Bitcoin hit an all-time high this year, mainly due to the approval of spot ETFs in the United States and later after the election of Donald Trump, although other assets outperformed.
Decrypt analysis carried out using data from CoinGecko and Nasdaq to identify the best performing coins. To be eligible, assets had to have an initial market capitalization of at least $500 million, observed from January 1 to December 17.
Other investments related to digital assets, notably those from large companies, have also performed quite well. Here’s a look at this year’s best-performing assets.
Pepe, this year’s winning meme coin
One of the newest meme tokens at the top of the market, Pepe (PEPE), launched last year. The token is based on Pepe the Frog, an internet cartoon later labeled a hate symbol by the Anti-Defamation League after far-right groups strangely adopted it.
Pepe reached a new all-time high in December. The Ethereum-based token started the year with a market capitalization of $590.8 million, but reached $9.4 billion on December 17, an increase of 1,492%.
Pepe made headlines for, in typical meme style, his absurd increase in value and how much it enriched a small number of traders. But unlike many assets in the bizarre meme token space, Pepe has continued to grow and it is now the 28th largest coin by market cap.
Sui (SUI), king of altcoin
Not so long ago, the little-known Sui (SUI) entered the scene: launched in May 2023, the blockchain was developed by former engineers from Meta (formerly Facebook) and now has a DeFi community lively using its fast network.
Rapid blockchain’s native SUI token Sui has exploded this year. In January, its market capitalization stood at $925 million. A 1,193% increase means that by December it had reached almost $12 billion. SUI is now the 18th largest cryptocurrency by market capitalization.
MicroStrategy (MSTR): Winning Bitcoin Stocks
Michael Saylor’s software company has been betting on Bitcoin this year – and the company’s stock shows it was trading at less than $70 a share at the start of the year.
By December, it had almost quintupled, reaching $386. That’s a 464% increase and better than everything else on Nasdaq, including Nvidia.
MicroStrategy was once a low-key software company. It then started buying Bitcoin in 2020 and rebranded itself as a “Bitcoin cash company”. This year, the Tyson, Virginia-based entity accelerated its orange coin purchases, promising speculators the best deal for Bitcoin exposure.
Investors, including hedge funds seeking volatile returns, rushed into the stock.
Dogecoin
The OG meme piece. Created as a joke to mock the silly amount of altcoins being created, Dogecoin (DOGE) is now the seventh largest crypto by market capitalization.
Its market capitalization has jumped 342% this year and now stands at $45.9 billion. The rise of Bitcoin has certainly helped.
It was mainly thanks to Tesla CEO Elon Musk that the world’s richest man frequently posted about the asset in 2020-2021, and did so again this year amid speculation that the piece would be used on its X platform (formerly Twitter).
XRP, the kid back
XRP has had a good year. The token facilitates transactions on the Ripple network, which provides institutions with a blockchain solution for cross-border payments.

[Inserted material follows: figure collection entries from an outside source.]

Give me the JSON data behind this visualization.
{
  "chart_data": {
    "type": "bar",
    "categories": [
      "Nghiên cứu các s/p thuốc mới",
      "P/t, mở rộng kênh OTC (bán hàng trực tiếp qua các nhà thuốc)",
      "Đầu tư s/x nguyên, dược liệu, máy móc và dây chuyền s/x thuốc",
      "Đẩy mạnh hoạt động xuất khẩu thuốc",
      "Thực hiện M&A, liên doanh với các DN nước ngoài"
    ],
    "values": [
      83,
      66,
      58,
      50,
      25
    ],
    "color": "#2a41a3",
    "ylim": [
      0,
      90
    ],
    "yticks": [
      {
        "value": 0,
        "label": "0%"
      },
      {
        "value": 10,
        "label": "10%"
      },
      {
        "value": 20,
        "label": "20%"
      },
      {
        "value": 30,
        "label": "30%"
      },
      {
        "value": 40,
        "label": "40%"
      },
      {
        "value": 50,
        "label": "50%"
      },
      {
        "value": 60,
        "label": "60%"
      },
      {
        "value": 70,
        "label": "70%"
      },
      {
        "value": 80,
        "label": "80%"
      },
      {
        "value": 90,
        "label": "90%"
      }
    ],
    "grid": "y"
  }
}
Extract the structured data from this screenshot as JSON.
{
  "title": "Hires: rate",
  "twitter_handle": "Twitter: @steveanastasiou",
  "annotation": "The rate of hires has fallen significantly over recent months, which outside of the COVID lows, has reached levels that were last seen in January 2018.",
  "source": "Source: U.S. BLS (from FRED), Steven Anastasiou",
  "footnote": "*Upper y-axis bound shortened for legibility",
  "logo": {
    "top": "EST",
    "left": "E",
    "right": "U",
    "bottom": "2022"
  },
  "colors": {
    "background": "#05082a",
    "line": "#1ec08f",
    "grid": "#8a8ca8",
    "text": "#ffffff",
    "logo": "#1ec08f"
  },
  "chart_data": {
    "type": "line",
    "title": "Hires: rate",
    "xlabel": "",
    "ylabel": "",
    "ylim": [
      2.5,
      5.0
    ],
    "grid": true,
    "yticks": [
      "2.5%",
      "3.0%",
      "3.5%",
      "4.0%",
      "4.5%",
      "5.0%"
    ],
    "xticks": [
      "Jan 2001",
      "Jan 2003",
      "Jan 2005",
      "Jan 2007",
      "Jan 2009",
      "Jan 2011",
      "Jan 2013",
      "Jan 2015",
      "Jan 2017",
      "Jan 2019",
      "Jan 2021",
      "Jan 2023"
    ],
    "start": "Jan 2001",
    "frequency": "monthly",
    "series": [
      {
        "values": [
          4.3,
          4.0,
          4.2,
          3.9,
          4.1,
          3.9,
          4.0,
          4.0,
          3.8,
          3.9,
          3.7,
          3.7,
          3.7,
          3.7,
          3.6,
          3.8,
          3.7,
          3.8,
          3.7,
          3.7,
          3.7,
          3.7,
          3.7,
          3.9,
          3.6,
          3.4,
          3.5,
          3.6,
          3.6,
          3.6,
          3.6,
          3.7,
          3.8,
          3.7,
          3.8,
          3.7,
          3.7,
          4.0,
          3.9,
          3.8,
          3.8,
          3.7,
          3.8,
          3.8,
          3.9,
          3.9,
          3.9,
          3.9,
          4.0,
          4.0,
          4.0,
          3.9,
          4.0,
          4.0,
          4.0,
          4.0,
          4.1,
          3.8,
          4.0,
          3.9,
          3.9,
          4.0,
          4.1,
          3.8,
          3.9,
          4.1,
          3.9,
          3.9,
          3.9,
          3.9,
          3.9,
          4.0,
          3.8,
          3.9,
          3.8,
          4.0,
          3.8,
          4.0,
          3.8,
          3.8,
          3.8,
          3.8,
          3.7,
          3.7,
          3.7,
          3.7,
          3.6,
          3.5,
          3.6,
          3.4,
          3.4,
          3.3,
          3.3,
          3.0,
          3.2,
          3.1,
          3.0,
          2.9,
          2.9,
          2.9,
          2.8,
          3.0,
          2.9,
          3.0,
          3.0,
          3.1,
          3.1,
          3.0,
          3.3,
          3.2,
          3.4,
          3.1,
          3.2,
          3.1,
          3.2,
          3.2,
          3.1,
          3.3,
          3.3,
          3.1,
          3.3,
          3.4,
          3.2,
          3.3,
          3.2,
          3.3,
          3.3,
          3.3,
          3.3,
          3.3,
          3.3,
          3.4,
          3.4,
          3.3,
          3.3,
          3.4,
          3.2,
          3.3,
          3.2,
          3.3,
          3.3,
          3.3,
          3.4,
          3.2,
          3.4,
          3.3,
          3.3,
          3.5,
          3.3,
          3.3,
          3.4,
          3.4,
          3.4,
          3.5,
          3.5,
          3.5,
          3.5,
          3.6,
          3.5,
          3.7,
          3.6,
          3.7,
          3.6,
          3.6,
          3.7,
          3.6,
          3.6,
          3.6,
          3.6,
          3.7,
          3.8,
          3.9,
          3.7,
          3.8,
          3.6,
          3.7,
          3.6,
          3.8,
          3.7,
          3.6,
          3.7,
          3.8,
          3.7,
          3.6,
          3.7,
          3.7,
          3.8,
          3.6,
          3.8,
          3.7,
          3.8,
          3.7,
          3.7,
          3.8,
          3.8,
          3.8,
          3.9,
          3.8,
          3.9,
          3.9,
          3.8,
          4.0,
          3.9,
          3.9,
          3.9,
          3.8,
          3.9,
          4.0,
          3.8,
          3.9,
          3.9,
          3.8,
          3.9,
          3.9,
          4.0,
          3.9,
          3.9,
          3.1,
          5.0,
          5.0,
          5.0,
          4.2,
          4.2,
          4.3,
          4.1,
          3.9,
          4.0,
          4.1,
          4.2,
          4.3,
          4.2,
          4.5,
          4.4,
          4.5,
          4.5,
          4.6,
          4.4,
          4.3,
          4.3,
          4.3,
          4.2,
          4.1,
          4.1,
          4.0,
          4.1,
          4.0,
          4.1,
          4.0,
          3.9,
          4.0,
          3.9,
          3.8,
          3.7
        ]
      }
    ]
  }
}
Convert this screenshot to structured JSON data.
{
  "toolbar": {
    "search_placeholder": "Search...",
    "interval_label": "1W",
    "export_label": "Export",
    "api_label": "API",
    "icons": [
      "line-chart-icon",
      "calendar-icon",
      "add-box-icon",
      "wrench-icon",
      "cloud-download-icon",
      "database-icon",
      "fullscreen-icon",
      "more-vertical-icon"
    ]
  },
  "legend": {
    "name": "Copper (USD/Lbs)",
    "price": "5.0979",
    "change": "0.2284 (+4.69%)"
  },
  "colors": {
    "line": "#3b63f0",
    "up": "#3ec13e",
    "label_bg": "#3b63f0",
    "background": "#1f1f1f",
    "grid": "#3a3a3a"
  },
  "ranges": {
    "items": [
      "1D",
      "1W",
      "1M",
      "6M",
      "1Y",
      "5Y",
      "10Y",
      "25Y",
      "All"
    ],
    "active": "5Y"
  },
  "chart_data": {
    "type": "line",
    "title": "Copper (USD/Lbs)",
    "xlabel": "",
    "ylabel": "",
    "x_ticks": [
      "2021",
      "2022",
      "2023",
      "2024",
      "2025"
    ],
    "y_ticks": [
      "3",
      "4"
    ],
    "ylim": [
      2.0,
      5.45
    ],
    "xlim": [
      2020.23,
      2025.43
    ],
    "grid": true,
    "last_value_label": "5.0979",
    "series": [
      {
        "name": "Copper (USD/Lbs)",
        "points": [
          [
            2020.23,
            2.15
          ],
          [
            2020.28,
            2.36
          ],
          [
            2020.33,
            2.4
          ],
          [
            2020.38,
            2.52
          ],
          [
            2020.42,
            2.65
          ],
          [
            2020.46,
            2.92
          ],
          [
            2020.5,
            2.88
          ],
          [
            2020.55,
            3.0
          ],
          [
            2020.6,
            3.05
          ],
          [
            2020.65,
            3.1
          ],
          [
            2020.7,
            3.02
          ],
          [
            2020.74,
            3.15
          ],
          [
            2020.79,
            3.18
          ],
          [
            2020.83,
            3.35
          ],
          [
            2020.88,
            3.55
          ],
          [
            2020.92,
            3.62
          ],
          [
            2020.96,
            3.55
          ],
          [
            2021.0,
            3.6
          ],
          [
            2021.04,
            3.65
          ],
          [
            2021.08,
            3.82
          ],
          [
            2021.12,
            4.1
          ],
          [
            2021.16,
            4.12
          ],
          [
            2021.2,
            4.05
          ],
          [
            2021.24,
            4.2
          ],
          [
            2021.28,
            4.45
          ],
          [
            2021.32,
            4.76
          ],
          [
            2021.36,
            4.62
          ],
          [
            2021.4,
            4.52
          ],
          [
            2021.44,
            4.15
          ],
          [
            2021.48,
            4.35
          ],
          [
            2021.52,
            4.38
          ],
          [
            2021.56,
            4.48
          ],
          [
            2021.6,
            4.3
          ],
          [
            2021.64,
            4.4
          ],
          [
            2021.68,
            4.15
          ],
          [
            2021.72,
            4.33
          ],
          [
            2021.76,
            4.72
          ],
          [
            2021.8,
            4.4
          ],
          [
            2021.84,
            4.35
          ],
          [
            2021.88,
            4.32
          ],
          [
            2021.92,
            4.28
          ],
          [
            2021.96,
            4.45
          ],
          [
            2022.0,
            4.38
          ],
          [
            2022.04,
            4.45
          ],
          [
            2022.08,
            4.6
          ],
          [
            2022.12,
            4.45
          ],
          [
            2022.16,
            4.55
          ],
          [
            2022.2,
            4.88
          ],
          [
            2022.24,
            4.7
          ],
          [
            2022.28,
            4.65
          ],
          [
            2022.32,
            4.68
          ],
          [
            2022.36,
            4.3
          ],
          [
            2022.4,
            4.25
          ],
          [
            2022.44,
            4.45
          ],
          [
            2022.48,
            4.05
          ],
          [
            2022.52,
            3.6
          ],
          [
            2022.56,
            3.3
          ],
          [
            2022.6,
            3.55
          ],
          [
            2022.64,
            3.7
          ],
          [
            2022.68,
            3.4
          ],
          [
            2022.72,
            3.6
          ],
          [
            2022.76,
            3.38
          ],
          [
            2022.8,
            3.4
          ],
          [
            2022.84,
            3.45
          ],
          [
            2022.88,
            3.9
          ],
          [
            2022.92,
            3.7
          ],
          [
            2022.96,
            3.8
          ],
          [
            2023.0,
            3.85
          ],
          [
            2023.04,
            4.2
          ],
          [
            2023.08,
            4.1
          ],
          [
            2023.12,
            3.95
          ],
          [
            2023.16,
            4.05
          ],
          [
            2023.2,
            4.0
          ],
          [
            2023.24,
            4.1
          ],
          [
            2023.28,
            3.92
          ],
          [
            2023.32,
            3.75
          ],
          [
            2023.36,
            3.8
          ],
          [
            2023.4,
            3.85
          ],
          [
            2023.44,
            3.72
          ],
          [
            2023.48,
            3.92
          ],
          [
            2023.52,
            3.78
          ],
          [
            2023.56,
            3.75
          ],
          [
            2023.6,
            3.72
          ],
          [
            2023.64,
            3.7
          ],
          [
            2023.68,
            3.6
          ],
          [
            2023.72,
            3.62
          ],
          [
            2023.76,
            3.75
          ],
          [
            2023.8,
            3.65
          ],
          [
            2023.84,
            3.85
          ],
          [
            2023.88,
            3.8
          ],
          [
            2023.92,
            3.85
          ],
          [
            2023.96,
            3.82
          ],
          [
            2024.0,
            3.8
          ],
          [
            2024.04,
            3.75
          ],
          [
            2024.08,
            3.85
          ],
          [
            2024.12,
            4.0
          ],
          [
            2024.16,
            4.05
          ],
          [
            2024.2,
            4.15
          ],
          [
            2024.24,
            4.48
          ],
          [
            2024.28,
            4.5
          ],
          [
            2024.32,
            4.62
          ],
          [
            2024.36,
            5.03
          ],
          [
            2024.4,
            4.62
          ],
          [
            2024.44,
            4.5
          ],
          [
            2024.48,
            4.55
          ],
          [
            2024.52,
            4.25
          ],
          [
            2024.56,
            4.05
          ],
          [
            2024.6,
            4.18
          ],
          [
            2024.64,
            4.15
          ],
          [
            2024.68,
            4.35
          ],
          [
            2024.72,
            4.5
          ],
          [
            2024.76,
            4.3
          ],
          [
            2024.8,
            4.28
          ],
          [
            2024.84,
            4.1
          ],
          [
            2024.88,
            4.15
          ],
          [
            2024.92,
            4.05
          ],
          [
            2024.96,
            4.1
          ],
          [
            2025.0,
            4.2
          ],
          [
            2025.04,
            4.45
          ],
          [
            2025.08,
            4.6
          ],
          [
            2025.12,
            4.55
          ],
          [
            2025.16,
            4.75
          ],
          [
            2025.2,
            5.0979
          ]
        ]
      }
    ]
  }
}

The token’s market capitalization has grown so much that it is now the fourth largest cryptocurrency, increasing 286% from $34 billion to $131.2 billion. It was briefly the third largest this month, surpassing Tether; and on January 1 of this year he was sixth.
The play made headlines due to its connections with authorities. The SEC filed a $1.3 billion lawsuit against Ripple in 2020, alleging that the company sold unregistered securities to investors to raise funds.
But last year, the company won a partial victory against the regulator when a judge ruled that programmatic sales of XRP on crypto exchanges to retail investors were not considered securities.
The decision was interpreted as a victory by Ripple – and the crypto industry as a whole – despite the judge’s ruling that $728 million in tokens intended for institutional sales constituted unregistered securities sales.
BlackRock iShares Bitcoin Trust (IBIT)
Let’s call this one an honorable mention, given the title of this article. It’s been an incredible year for Bitcoin, and the world’s largest asset manager has played a role in making the largest and oldest cryptocurrency available to everyone via an ETF.
The iShares Bitcoin Trust is a traditional investment vehicle that allows investors to buy and sell stocks that track the price of Bitcoin. The shares are traded on Nasdaq.
When it began trading in January, IBIT broke record after record in terms of trading volume and inflows: as of December, it had more than $50 billion in assets under management, reaching that milestone in just 228 days, faster than any other ETF in history.
Several other large asset managers also trade Bitcoin ETFs, but BlackRock’s product has been the most successful.